Design of composite hydrogels for controlled drug delivery. A) Clay microparticles formed by nanoparticles of Laponite (grey discs) adsorb drug molecules (red) and reside inside a biodegradable alginate network (blue lines) with micro-sized cavities (grey bubbles). The hydrogels also encapsulate some free drugs that are not associated with the clay. B) Representative intensity-dimension profiles of individual particles (Left; N=5 batches) and the population size distribution of the clay microparticles inside the composite hydrogels (Right; counted particles N=3882). The inset shows a confocal image of the clay nanoparticles and microparticles highlighted with Rhodamine-B. C) The alginate network degrades slowly over time, accompanied with the release of the clay microparticles, clay nanoparticles and free drug.
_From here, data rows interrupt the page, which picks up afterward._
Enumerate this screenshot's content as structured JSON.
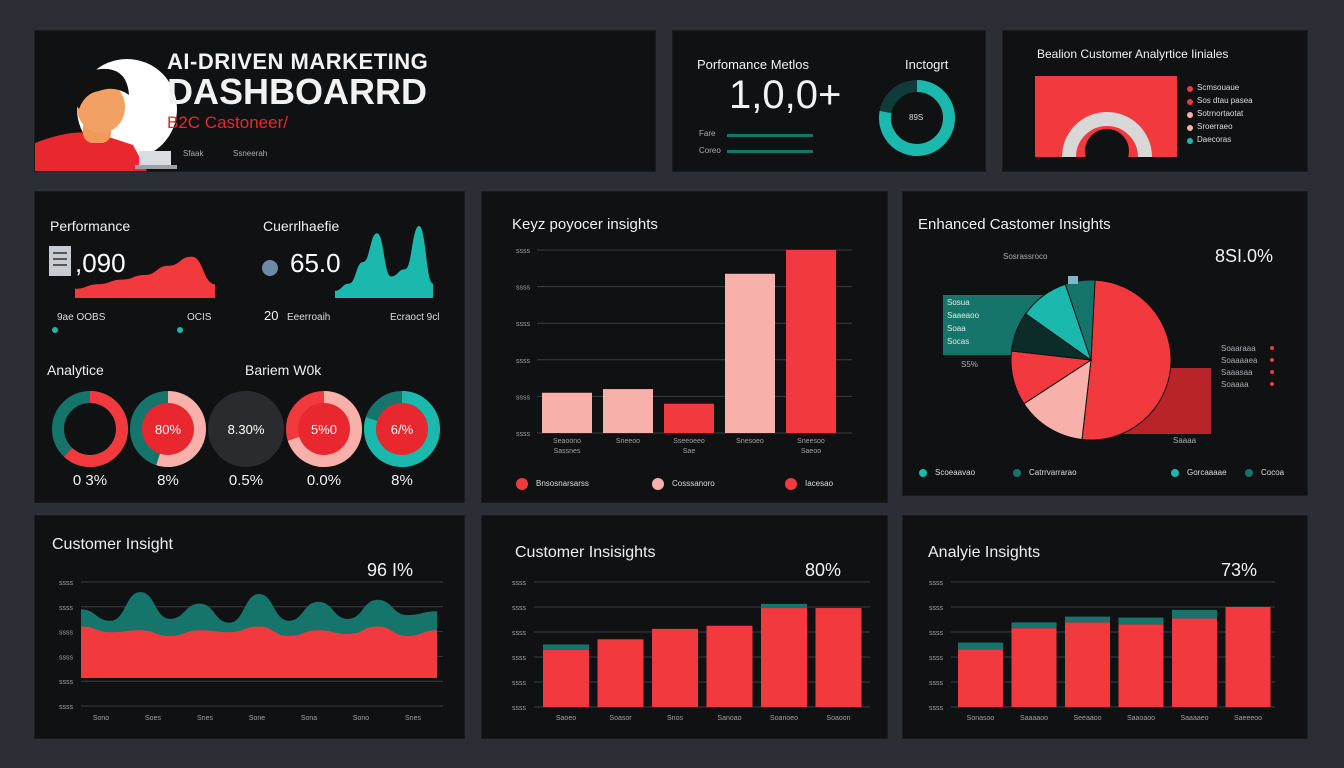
{
  "colors": {
    "red": "#f23a3e",
    "pink": "#f8b1aa",
    "teal": "#1bb9ad",
    "teal_dark": "#16756b",
    "panel": "#101113",
    "bg": "#2b2e34"
  },
  "header": {
    "title_line1": "AI-DRIVEN MARKETING",
    "title_line2": "DASHBOARRD",
    "subtitle": "B2C Castoneer/",
    "footer_a": "Sfaak",
    "footer_b": "Ssneerah",
    "avatar_icon": "user-avatar-icon",
    "laptop_icon": "laptop-icon"
  },
  "metrics_panel": {
    "title": "Porfomance Metlos",
    "insight_label": "Inctogrt",
    "value": "1,0,0+",
    "row1_label": "Fare",
    "row2_label": "Coreo",
    "donut_label": "89S",
    "donut_fraction": 0.78
  },
  "analytics_panel": {
    "title": "Bealion Customer Analyrtice Iiniales",
    "legend": [
      {
        "label": "Scmsouaue",
        "color": "#f23a3e"
      },
      {
        "label": "Sos dtau pasea",
        "color": "#f23a3e"
      },
      {
        "label": "Sotrnortaotat",
        "color": "#f8b1aa"
      },
      {
        "label": "Sroerraeo",
        "color": "#f8b1aa"
      },
      {
        "label": "Daecoras",
        "color": "#1bb9ad"
      }
    ]
  },
  "left_mid": {
    "perf_title": "Performance",
    "perf_value": ",090",
    "perf_sub1": "9ae OOBS",
    "perf_sub2": "OCIS",
    "cust_title": "Cuerrlhaefie",
    "cust_value": "65.0",
    "cust_sub1": "20",
    "cust_sub1b": "Eeerroaih",
    "cust_sub2": "Ecraoct 9cl",
    "analytics_label": "Analytice",
    "barium_label": "Bariem W0k"
  },
  "gauges": [
    {
      "center": "",
      "label": "0 3%",
      "fraction": 0.62,
      "ring": "#f23a3e",
      "base": "#16756b",
      "fill": "#101113"
    },
    {
      "center": "80%",
      "label": "8%",
      "fraction": 0.55,
      "ring": "#f8b1aa",
      "base": "#16756b",
      "fill": "#e8282e"
    },
    {
      "center": "8.30%",
      "label": "0.5%",
      "fraction": 0.0,
      "ring": "#2a2b2e",
      "base": "#2a2b2e",
      "fill": "#2a2b2e"
    },
    {
      "center": "5%0",
      "label": "0.0%",
      "fraction": 0.7,
      "ring": "#f8b1aa",
      "base": "#f23a3e",
      "fill": "#e8282e"
    },
    {
      "center": "6/%",
      "label": "8%",
      "fraction": 0.8,
      "ring": "#1bb9ad",
      "base": "#16756b",
      "fill": "#e8282e"
    }
  ],
  "key_panel": {
    "title": "Keyz poyocer insights",
    "yticks": [
      "ssss",
      "ssss",
      "ssss",
      "ssss",
      "ssss",
      "ssss"
    ],
    "legend": [
      {
        "label": "Bnsosnarsarss",
        "color": "#f23a3e"
      },
      {
        "label": "Cosssanoro",
        "color": "#f8b1aa"
      },
      {
        "label": "Iacesao",
        "color": "#f23a3e"
      }
    ]
  },
  "enhanced_panel": {
    "title": "Enhanced Castomer Insights",
    "value": "8SI.0%",
    "top_label": "Sosrassroco",
    "left_labels": [
      "Sosua",
      "Saaeaoo",
      "Soaa",
      "Socas"
    ],
    "left_small": "S5%",
    "right_labels": [
      "Soaaraaa",
      "Soaaaaea",
      "Saaasaa",
      "Soaaaa"
    ],
    "bottom_small": "Saaaa",
    "legend": [
      {
        "label": "Scoeaavao",
        "color": "#1bb9ad"
      },
      {
        "label": "Catrrvarrarao",
        "color": "#16756b"
      },
      {
        "label": "Gorcaaaae",
        "color": "#1bb9ad"
      },
      {
        "label": "Cocoa",
        "color": "#16756b"
      }
    ]
  },
  "bottom_left": {
    "title": "Customer Insight",
    "value": "96 I%",
    "yticks": [
      "ssss",
      "ssss",
      "ssss",
      "ssss",
      "ssss",
      "ssss"
    ],
    "xticks": [
      "Sono",
      "Soes",
      "Snes",
      "Sone",
      "Sona",
      "Sono",
      "Snes"
    ]
  },
  "bottom_mid": {
    "title": "Customer Insisights",
    "value": "80%",
    "yticks": [
      "ssss",
      "ssss",
      "ssss",
      "ssss",
      "ssss",
      "ssss"
    ],
    "xticks": [
      "Saoeo",
      "Soasor",
      "Snos",
      "Sanoao",
      "Soanoeo",
      "Soaoon"
    ]
  },
  "bottom_right": {
    "title": "Analyie Insights",
    "value": "73%",
    "yticks": [
      "ssss",
      "ssss",
      "ssss",
      "ssss",
      "ssss",
      "ssss"
    ],
    "xticks": [
      "Sonasoo",
      "Saaaaoo",
      "Seeaaoo",
      "Saaoaoo",
      "Saaaaeo",
      "Saeeeoo"
    ]
  },
  "chart_data": [
    {
      "type": "area",
      "title": "Performance",
      "x": [
        1,
        2,
        3,
        4,
        5,
        6,
        7
      ],
      "series": [
        {
          "values": [
            2,
            3,
            4,
            5,
            7,
            9,
            3
          ]
        }
      ],
      "ylim": [
        0,
        10
      ]
    },
    {
      "type": "area",
      "title": "Cuerrlhaefie",
      "x": [
        1,
        2,
        3,
        4,
        5,
        6,
        7,
        8
      ],
      "series": [
        {
          "values": [
            1,
            2,
            5,
            9,
            3,
            4,
            10,
            2
          ]
        }
      ],
      "ylim": [
        0,
        10
      ]
    },
    {
      "type": "bar",
      "title": "Keyz poyocer insights",
      "categories": [
        "Seaoono",
        "Sneeoo",
        "Sseeoeeo",
        "Snesoeo",
        "Sneesoo"
      ],
      "xlabels2": [
        "Sassnes",
        "",
        "Sae",
        "",
        "Saeoo"
      ],
      "values": [
        22,
        24,
        16,
        87,
        100
      ],
      "ylim": [
        0,
        100
      ]
    },
    {
      "type": "pie",
      "title": "Enhanced Castomer Insights",
      "series": [
        {
          "name": "",
          "values": [
            51,
            14,
            11,
            8,
            10,
            6
          ]
        }
      ],
      "slice_colors": [
        "#f23a3e",
        "#f8b1aa",
        "#f23a3e",
        "#0c2c2a",
        "#1bb9ad",
        "#16756b"
      ]
    },
    {
      "type": "area",
      "title": "Customer Insight",
      "x": [
        0,
        1,
        2,
        3,
        4,
        5,
        6,
        7,
        8,
        9,
        10,
        11,
        12
      ],
      "series": [
        {
          "values": [
            54,
            48,
            50,
            44,
            50,
            48,
            54,
            44,
            50,
            46,
            54,
            44,
            50
          ]
        },
        {
          "values": [
            72,
            60,
            90,
            62,
            78,
            58,
            88,
            60,
            80,
            62,
            82,
            66,
            70
          ]
        }
      ],
      "ylim": [
        0,
        130
      ]
    },
    {
      "type": "bar",
      "title": "Customer Insisights",
      "categories": [
        "Saoeo",
        "Soasor",
        "Snos",
        "Sanoao",
        "Soanoeo",
        "Soaoon"
      ],
      "values": [
        55,
        65,
        75,
        78,
        95,
        95
      ],
      "caps": [
        5,
        0,
        0,
        0,
        4,
        0
      ],
      "ylim": [
        0,
        120
      ]
    },
    {
      "type": "bar",
      "title": "Analyie Insights",
      "categories": [
        "Sonasoo",
        "Saaaaoo",
        "Seeaaoo",
        "Saaoaoo",
        "Saaaaeo",
        "Saeeeoo"
      ],
      "values": [
        60,
        82,
        88,
        86,
        92,
        104
      ],
      "caps": [
        7,
        6,
        6,
        7,
        9,
        0
      ],
      "ylim": [
        0,
        130
      ]
    }
  ]
}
Subject to localized stimuli like the change in pH (green region), the clay particles are expected to release most of the loaded drug locally without systemic exposure. D) Elastic moduli, as a metric for degradation of the composite hydrogels, as a function of time and the fraction of oxidized alginate in the hydrogels. Data represents the mean ±SD; N=3 per group.

Figure 2.

Drug-loading and mechanical properties of the composite hydrogels. A) Elastic moduli of the composite hydrogels with different clay contents; the as-prepared hydrogels of 5% clay before lyophilization (blue bar) is included for comparison. Data represents the mean ±SD; N=3 per group. P values were determined by an ANOVA test; ****P≤0.0001. B) Compression stress-strain curves of the composite hydrogels (6% clay) before (w/o lyo) and after lyophilization (w/ lyo); the cross indicates gel rupture. The inset shows the composite hydrogels before and after lyophilization. C) Dependence of the IGF1 mimetic protein loading capacity on the clay content. The initial concentration of the protein was fixed at 8 mg/mL. D) Zeta potentials of the clay nanoparticles with and without adsorbed IGF1 mimetic protein. Data represents the mean ±SD; N=3 per group. P values were determined by a student t test; **P≤0.01.

Figure 3.

In vitro drug-releasing properties. A) In vitro release profiles from the composite hydrogels with varying clay contents in cPBS medium of pH 7.4. B) Quantification of burst release measured by release within first 24 hours. C) Release profiles of composite hydrogels with 6% clay in release medium of varying pH. The ANOVA test was performed on the total amount of released drug. D) Zeta potentials of the clay nanoparticles at different pH. Data represents the mean ±SD; N=3 per group. P values were determined by ANOVA test; *P≤0.05; **P≤0.01; ***P≤0.001; ****P≤0.0001.

Figure 4.

In vivo extended and localized drug release. A) The rat model of Achilles tenotomy and treatment with drug-releasing scaffolds (green). B) Images of H&E stained histological sections of scaffolds of the composite hydrogel 1 week and 2 weeks after implantation on top of the site of Achilles tendon injury. C,D) IGF1 mimetic protein exposure to Achilles tendon (C) and to serum (D) as a function of time. Bolus injection of the same protein quantity (Injection), and injection of saline (Control) are included for comparison. Data represents the mean ±SD; N=4 per group. P values were determined by ANOVA tests; *P≤0.05; **P≤0.01; ***P≤0.001; ns, not significant. E) Ratio of the protein exposure in Achilles tendon to serum resulting from bolus injection and composite hydrogels at 6 and 24 hours. F) Fluorescent images of histological sections from explanted tissues with DAPI staining (blue) to examine the distribution of the fluorescein-labeled protein (red) in vivo over time. G) Area of distribution of the IGF1 mimetic protein (triangles) and fluorescence signal intensity over time of the IGF1 positive area (graded as Strong, Moderate, Weak protein signal). Data represents the mean ±SD; N=2 per group.

Figure 5.

Comparison of drug loading capacity and extended releasing properties of the composite hydrogels and other hydrogel delivery systems. The extended release is quantified by the time at which 50% of the loaded drug is released. The composite hydrogels (marked with red arrow) outperform existing hydrogel delivery systems (light blue area) in terms of drug loading and extended releasing properties. The reference number for each data point is as labeled (14,22,30–33,46–48).